Tuesday, September 1, 2020

Checking Links with Scrapy

 Whether you are supporting an AEM project or any other web project one of the regular tasks someone on the team should perform is to check all the links on the site before go-live so the authoring team can correct them.

If we only have a few pages this can be a pretty easy task for someone to manually perform, but for large sites with hundreds or thousands of pages can be a very tall task even for the whole team to perform. One strategy that is commonly used is to take all known URLs and/or redirects, put them in a file and a quick curl script to iterate over them; but what about unknown links that may have been created or links returning error codes.

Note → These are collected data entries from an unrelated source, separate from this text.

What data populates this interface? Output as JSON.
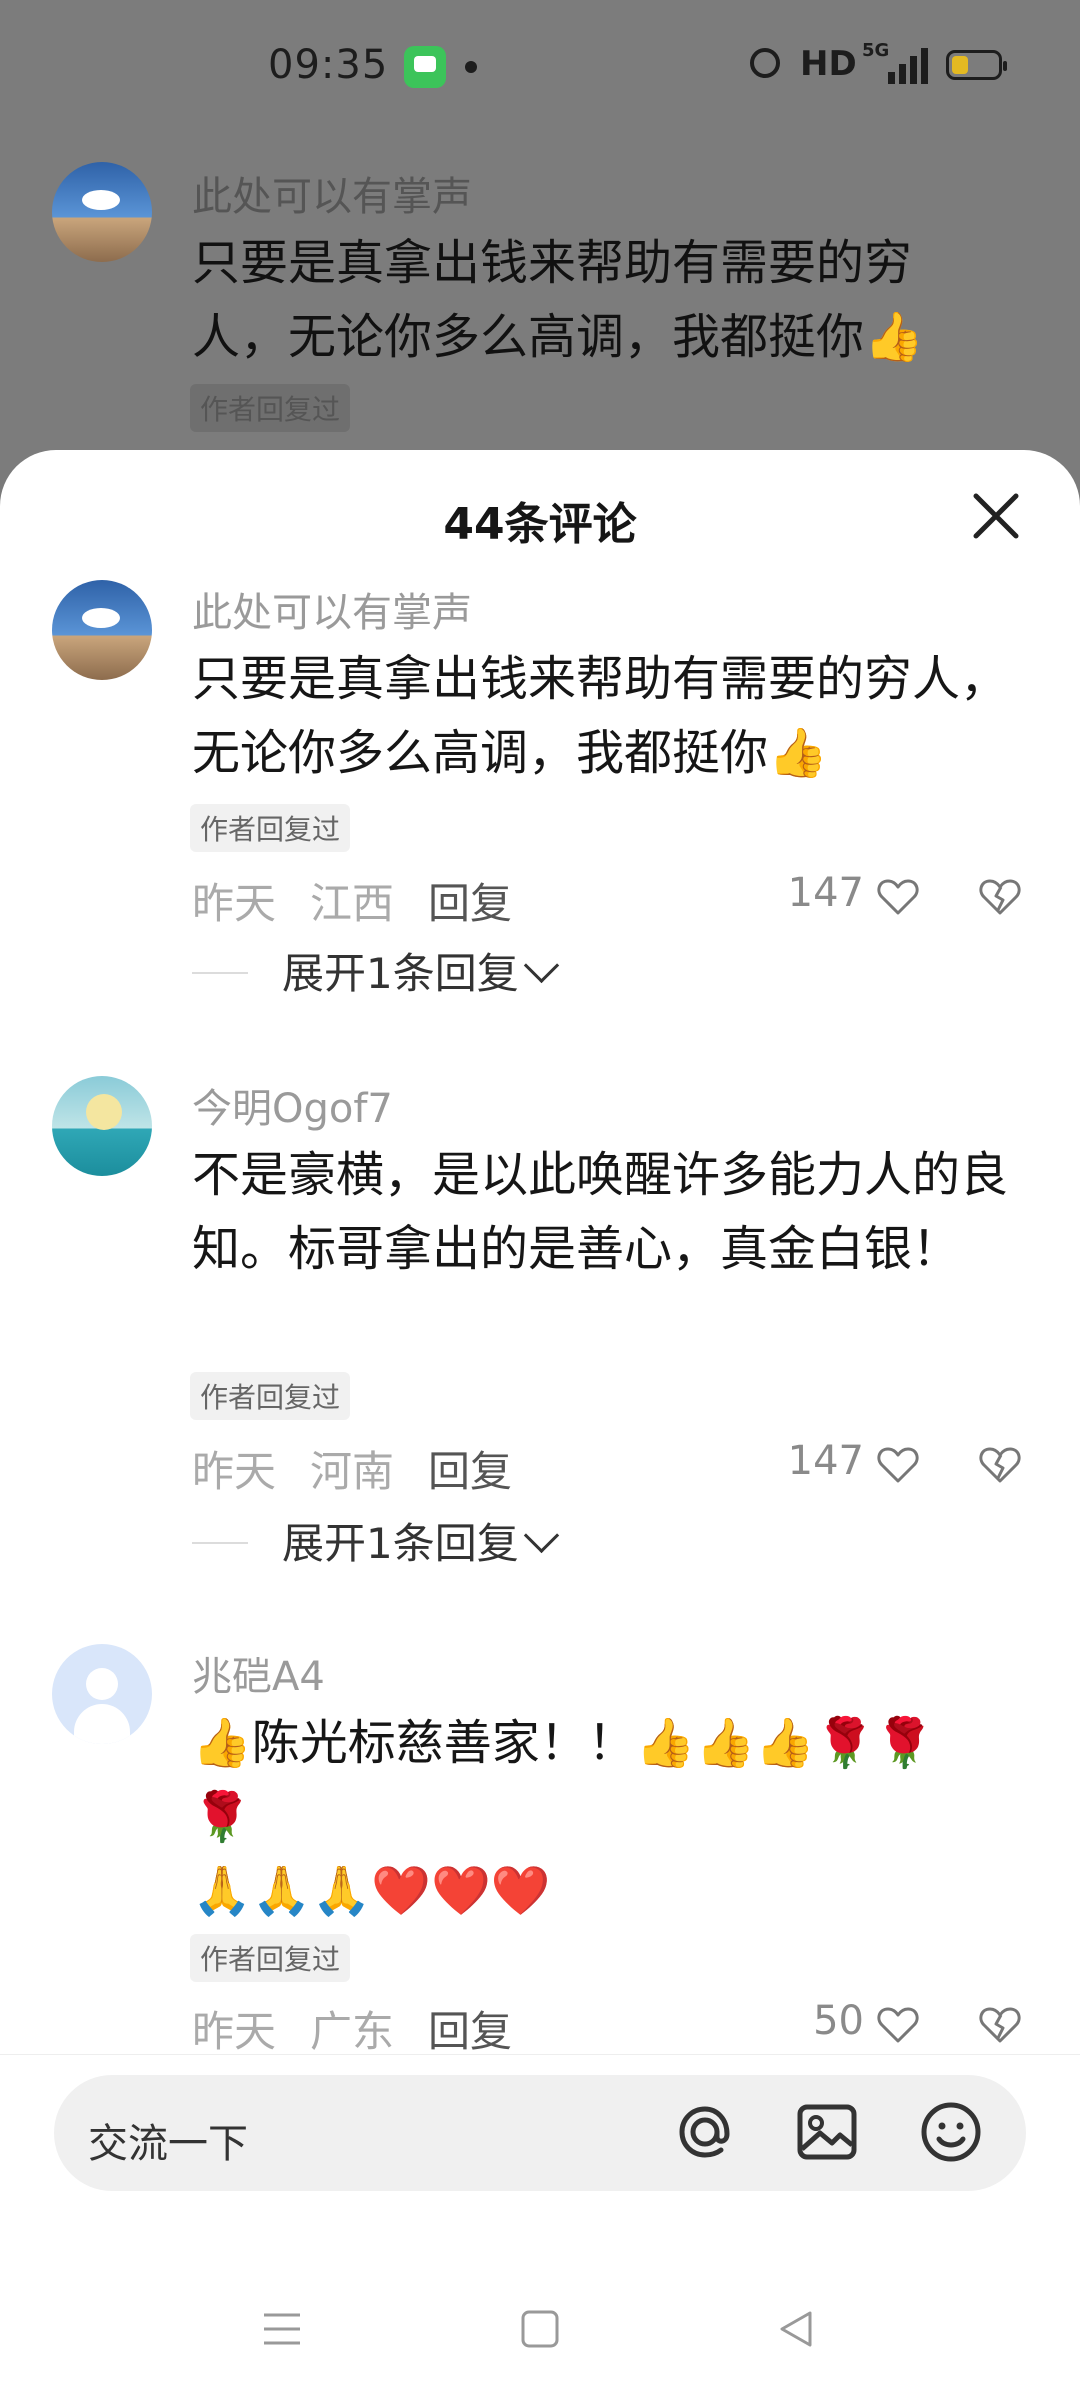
{
  "status_bar": {
    "time": "09:35",
    "network": "HD",
    "network_gen": "5G"
  },
  "background_comment": {
    "username": "此处可以有掌声",
    "text": "只要是真拿出钱来帮助有需要的穷人，无论你多么高调，我都挺你👍",
    "author_tag": "作者回复过"
  },
  "sheet": {
    "title": "44条评论",
    "close_icon": "close-icon"
  },
  "comments": [
    {
      "username": "此处可以有掌声",
      "text": "只要是真拿出钱来帮助有需要的穷人，无论你多么高调，我都挺你👍",
      "author_tag": "作者回复过",
      "time": "昨天",
      "location": "江西",
      "reply_label": "回复",
      "likes": "147",
      "expand_label": "展开1条回复"
    },
    {
      "username": "今明Ogof7",
      "text": "不是豪横，是以此唤醒许多能力人的良知。标哥拿出的是善心，真金白银！",
      "author_tag": "作者回复过",
      "time": "昨天",
      "location": "河南",
      "reply_label": "回复",
      "likes": "147",
      "expand_label": "展开1条回复"
    },
    {
      "username": "兆硙A4",
      "text_line1": "👍陈光标慈善家！！👍👍👍🌹🌹",
      "text_line2": "🌹",
      "text_line3": "🙏🙏🙏❤️❤️❤️",
      "author_tag": "作者回复过",
      "time": "昨天",
      "location": "广东",
      "reply_label": "回复",
      "likes": "50"
    }
  ],
  "input_bar": {
    "placeholder": "交流一下",
    "icons": [
      "at-icon",
      "image-icon",
      "emoji-icon"
    ]
  },
  "nav_bar": {
    "icons": [
      "menu-icon",
      "home-icon",
      "back-icon"
    ]
  }
}
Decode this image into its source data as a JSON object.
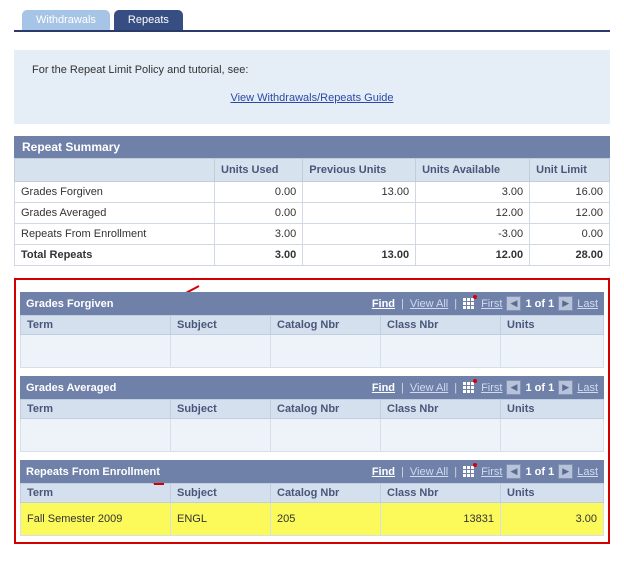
{
  "tabs": {
    "withdrawals": "Withdrawals",
    "repeats": "Repeats"
  },
  "intro": {
    "text": "For the Repeat Limit Policy and tutorial, see:",
    "link_label": "View Withdrawals/Repeats Guide"
  },
  "summary": {
    "title": "Repeat Summary",
    "headers": {
      "blank": "",
      "units_used": "Units Used",
      "previous_units": "Previous Units",
      "units_available": "Units Available",
      "unit_limit": "Unit Limit"
    },
    "rows": [
      {
        "label": "Grades Forgiven",
        "used": "0.00",
        "prev": "13.00",
        "avail": "3.00",
        "limit": "16.00"
      },
      {
        "label": "Grades Averaged",
        "used": "0.00",
        "prev": "",
        "avail": "12.00",
        "limit": "12.00"
      },
      {
        "label": "Repeats From Enrollment",
        "used": "3.00",
        "prev": "",
        "avail": "-3.00",
        "limit": "0.00"
      }
    ],
    "total": {
      "label": "Total Repeats",
      "used": "3.00",
      "prev": "13.00",
      "avail": "12.00",
      "limit": "28.00"
    }
  },
  "grid_headers": {
    "term": "Term",
    "subject": "Subject",
    "catalog": "Catalog Nbr",
    "class": "Class Nbr",
    "units": "Units"
  },
  "toolbar": {
    "find": "Find",
    "view_all": "View All",
    "first": "First",
    "last": "Last",
    "count": "1 of 1"
  },
  "panels": {
    "forgiven": {
      "title": "Grades Forgiven"
    },
    "averaged": {
      "title": "Grades Averaged"
    },
    "enrollment": {
      "title": "Repeats From Enrollment",
      "row": {
        "term": "Fall Semester 2009",
        "subject": "ENGL",
        "catalog": "205",
        "class": "13831",
        "units": "3.00"
      }
    }
  }
}
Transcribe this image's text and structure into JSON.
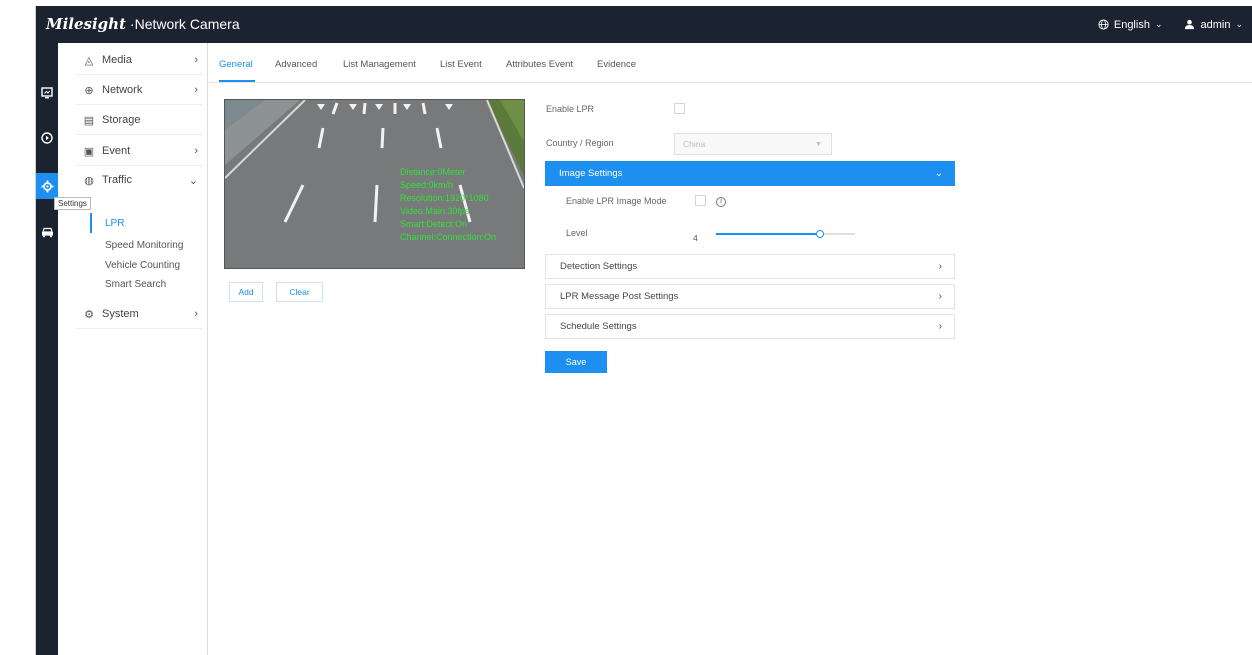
{
  "header": {
    "brand_logo": "Milesight",
    "brand_title": "Network Camera",
    "language_label": "English",
    "user_label": "admin"
  },
  "rail": {
    "items": [
      {
        "icon": "monitor-icon"
      },
      {
        "icon": "playback-icon"
      },
      {
        "icon": "settings-icon",
        "active": true
      },
      {
        "icon": "vehicle-icon"
      }
    ],
    "tooltip": "Settings"
  },
  "menu": {
    "items": [
      {
        "label": "Media",
        "icon": "media-icon"
      },
      {
        "label": "Network",
        "icon": "network-icon"
      },
      {
        "label": "Storage",
        "icon": "storage-icon"
      },
      {
        "label": "Event",
        "icon": "event-icon"
      },
      {
        "label": "Traffic",
        "icon": "traffic-icon"
      },
      {
        "label": "System",
        "icon": "system-icon"
      }
    ],
    "traffic_sub": [
      "LPR",
      "Speed Monitoring",
      "Vehicle Counting",
      "Smart Search"
    ]
  },
  "tabs": [
    "General",
    "Advanced",
    "List Management",
    "List Event",
    "Attributes Event",
    "Evidence"
  ],
  "preview": {
    "overlay_lines": [
      "Distance:0Meter",
      "Speed:0km/h",
      "Resolution:1920*1080",
      "Video:Main:30fps",
      "Smart:Detect:On",
      "Channel:Connection:On"
    ],
    "add_label": "Add",
    "clear_label": "Clear"
  },
  "form": {
    "enable_lpr_label": "Enable LPR",
    "country_label": "Country / Region",
    "country_value": "China",
    "image_settings_label": "Image Settings",
    "enable_lpr_image_mode_label": "Enable LPR Image Mode",
    "level_label": "Level",
    "level_value": "4",
    "level_fraction": 0.75,
    "detection_settings_label": "Detection Settings",
    "lpr_message_post_label": "LPR Message Post Settings",
    "schedule_settings_label": "Schedule Settings",
    "save_label": "Save"
  },
  "colors": {
    "accent": "#1c8ff1",
    "header_bg": "#1c2330",
    "overlay_text": "#34e03c"
  }
}
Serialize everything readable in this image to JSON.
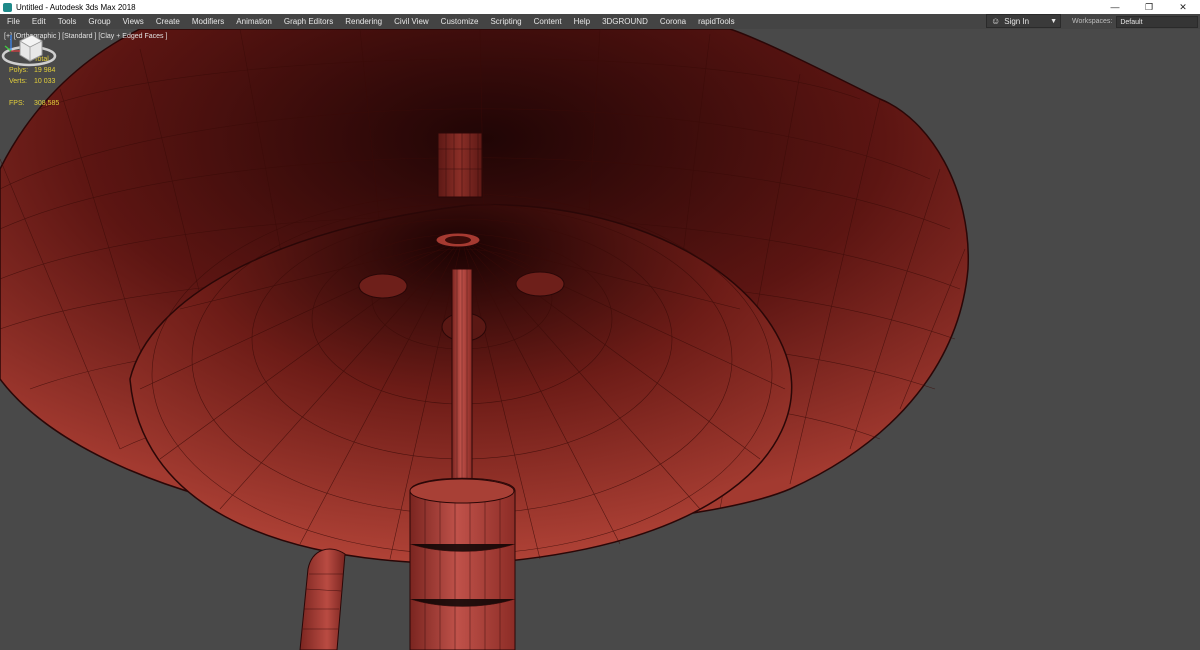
{
  "window": {
    "title": "Untitled - Autodesk 3ds Max 2018",
    "controls": [
      "—",
      "❐",
      "✕"
    ]
  },
  "menu": {
    "items": [
      "File",
      "Edit",
      "Tools",
      "Group",
      "Views",
      "Create",
      "Modifiers",
      "Animation",
      "Graph Editors",
      "Rendering",
      "Civil View",
      "Customize",
      "Scripting",
      "Content",
      "Help",
      "3DGROUND",
      "Corona",
      "rapidTools"
    ]
  },
  "account": {
    "sign_in": "Sign In"
  },
  "workspaces": {
    "label": "Workspaces:",
    "value": "Default"
  },
  "viewport": {
    "label": "[+] [Orthographic ] [Standard ] [Clay + Edged Faces ]",
    "stats": {
      "header": "Total",
      "polys_label": "Polys:",
      "polys": "19 984",
      "verts_label": "Verts:",
      "verts": "10 033",
      "fps_label": "FPS:",
      "fps": "308,585"
    }
  },
  "colors": {
    "viewport_bg": "#494949",
    "clay": "#9a332b",
    "clay_dark": "#2a0707",
    "wire": "#3a0b08",
    "stats": "#e4d03b"
  }
}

 Luckily we can use the open-source scrapy framework to create a custom crawler to check all the links for us and output a report that we can then give to the authoring team. Scrapy is a Python framework that provides both command line utilities with prebuilt spiders and the ability to customize the spiders to our specific needs. While the framework is originally written to scrape data from a website we can also use it for our purposes as well.


Before we get started you will need a system with Python3 and PyPI (pip) installed to use as our development environment.

Install Scrapy using pip

$ pip install scrapy


Normally at this step you would create a folder for all our project files, which you can certainly do. For this project we will use the scrapy cmd line util to create our initial project structure for us.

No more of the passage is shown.